Los Angeles Starbucks Corp. posted its first quarterly loss as a public company on Wednesday and said its U.S. coffee chain would shrink in the year ahead. However, investors stunned by months of uncertainty sent shares up 4% as Starbucks stuck by its profit target for 2009, according to a Reuters report.
Starbucks had been an engine of steady expansion since it went public in 1992, but sales growth has been slowing in the United States for more than a year, and the problem worsened as the housing market slumped and gas prices rose, the report said.
On Wednesday, the company lowered its 2008 profit forecast, saying fewer customers were visiting U.S. stores and costs were rising.
CEO Howard Schultz warned that U.S. consumers were still hurting and cut the 2008 U.S. store-opening target for the third time this year.

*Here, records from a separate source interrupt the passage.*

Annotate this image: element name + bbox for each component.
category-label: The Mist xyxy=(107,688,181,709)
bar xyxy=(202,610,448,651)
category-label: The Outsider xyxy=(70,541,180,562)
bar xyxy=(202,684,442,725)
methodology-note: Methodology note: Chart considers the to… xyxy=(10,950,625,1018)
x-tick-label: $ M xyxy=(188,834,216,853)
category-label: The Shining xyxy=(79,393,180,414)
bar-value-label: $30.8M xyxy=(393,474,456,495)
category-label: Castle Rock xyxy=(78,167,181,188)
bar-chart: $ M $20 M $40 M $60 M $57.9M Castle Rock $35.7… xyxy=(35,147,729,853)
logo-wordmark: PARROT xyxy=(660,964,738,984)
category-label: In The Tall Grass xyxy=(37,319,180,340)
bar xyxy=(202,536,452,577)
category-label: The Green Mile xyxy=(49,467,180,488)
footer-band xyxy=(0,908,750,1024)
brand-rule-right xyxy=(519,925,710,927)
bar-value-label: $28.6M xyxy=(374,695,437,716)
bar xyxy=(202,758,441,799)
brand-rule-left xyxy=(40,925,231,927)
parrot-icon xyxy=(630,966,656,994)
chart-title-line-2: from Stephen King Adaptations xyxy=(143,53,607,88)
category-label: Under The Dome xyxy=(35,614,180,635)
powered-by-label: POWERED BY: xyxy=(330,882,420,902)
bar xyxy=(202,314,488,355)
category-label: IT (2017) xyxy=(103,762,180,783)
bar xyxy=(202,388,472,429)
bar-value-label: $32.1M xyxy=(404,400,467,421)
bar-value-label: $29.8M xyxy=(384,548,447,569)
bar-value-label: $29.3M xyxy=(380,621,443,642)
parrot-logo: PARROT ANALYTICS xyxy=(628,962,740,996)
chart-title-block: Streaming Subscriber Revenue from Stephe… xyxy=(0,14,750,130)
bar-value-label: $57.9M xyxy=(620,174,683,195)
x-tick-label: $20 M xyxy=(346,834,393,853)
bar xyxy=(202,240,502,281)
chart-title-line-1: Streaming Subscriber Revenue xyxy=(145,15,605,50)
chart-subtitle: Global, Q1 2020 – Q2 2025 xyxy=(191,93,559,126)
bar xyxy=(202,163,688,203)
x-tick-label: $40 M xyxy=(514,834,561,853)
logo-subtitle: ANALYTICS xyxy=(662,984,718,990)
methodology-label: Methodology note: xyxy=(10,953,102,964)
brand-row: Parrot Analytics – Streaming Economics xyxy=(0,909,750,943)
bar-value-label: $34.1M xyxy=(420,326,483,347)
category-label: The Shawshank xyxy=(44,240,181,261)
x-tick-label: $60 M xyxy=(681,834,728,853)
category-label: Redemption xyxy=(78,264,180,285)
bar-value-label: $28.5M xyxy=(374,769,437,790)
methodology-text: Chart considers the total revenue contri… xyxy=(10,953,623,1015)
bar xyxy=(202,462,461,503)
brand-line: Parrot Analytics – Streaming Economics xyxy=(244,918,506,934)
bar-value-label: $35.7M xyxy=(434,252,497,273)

"We want to be as cautious as possible and not over-expand at a time when the consumer may be under significant pressure," Schultz said on a conference call.
Starbucks reported a fiscal third-quarter net loss of $6.7 million compared with its year-earlier net profit of $158.3 million. Costs related to store closings and restructuring pushed it into a loss.
Total revenue rose a slower-than-expected 9% to $2.6 billion.
Starbucks said traffic during the latest quarter softened in the United Kingdom -- which is coping with its own housing crisis -- and that sales lost momentum in Canada.
The chain also said Wednesday that it will open fewer U.S. locations in 2008. For 2009, Starbucks said it will open 165 new stores in the U.S. but will also close 225 locations.
Internationally, Starbucks is planning to open about 900 net new stores in 2009, compared with about 1,050 previously.
For 2009, the company now sees capital expenditures of about $750 million, reflecting the reduced store targets for the U.S. and International segments.